Non c’è da meravigliarsi se l’85% degli uccisi sono civili: vogliamo dimenticare come la società palestinese indottrina i giovani incitandoli al martirio? La stessa religione alimenta una cultura di odio e intolleranza che glorifica la scelta di chi si fa saltare in aria e i giovani si sentono perciò motivati ad affrontare l’esercito israeliano cercando la loro stessa morte.

E di chi è la responsabilità di tutto questo? Dei leader "pacifisti" come Marwan Barghuti!

Ancora. Quante volte nel quartier generale dei capi terroristi, possibili obiettivi dell’esercito israeliano, sono stati trovati bambini, donne e neonati? E’ troppo facile e comodo una volta che vengono uccisi darne la colpa ai "cattivi" israeliani!!

Fra gli israeliani invece la percentuale dei civili uccisi è ancora più angosciosa perché si tratta del 100%.

In quasi due anni circa 650 civili inermi sono stati fatti a brandelli, per molti di loro è stato necessario l’esame del DNA per riconoscerli. Per raccogliere ogni minimo brandello di carne umana disperso occorrevano decine di ore e gli addetti a quel compito giorno dopo giorno rimanevano sempre più sconvolti dinanzi a tale scempio.
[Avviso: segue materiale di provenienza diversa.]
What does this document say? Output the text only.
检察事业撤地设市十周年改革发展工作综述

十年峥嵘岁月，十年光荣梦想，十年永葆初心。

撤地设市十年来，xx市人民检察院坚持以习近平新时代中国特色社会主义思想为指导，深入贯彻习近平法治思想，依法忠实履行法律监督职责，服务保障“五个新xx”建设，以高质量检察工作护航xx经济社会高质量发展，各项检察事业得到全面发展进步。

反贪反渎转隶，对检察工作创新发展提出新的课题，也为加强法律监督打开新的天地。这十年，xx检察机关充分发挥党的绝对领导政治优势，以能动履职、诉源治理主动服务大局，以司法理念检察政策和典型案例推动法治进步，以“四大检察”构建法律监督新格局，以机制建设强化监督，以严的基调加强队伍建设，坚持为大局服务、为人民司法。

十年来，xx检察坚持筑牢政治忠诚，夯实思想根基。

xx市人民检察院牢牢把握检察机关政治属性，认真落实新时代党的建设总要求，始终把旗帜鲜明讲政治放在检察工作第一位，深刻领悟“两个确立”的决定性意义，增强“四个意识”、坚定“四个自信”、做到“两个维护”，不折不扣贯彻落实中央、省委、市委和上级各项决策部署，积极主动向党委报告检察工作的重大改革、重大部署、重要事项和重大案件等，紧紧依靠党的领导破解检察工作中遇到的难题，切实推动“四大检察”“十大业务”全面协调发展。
I feriti di quegli attentati sono ben più di 40.000, alcuni con invalidità permanenti che non consentiranno loro di svolgere mai più le loro occupazioni, altri vivranno – come potranno – con un chiodo conficcato in testa o nel torace, il viso deturpato, il corpo bruciato, alcuni senza gambe o braccia, altri perennemente su una sedia a rotelle perché uno dei micidiali bulloni che compongono le cariche esplosive si è conficcato nella spina dorsale.

Da ultimo c’è chi rimarrà invalido nella mente pur non avendo subito alcun danno fisico. Chi è sopravissuto porterà in sé per sempre il ricordo di quegli attimi atroci in cui ha visto morire chi gli stava accanto, con la consapevolezza che forse la prossima volta non sarà altrettanto fortunato.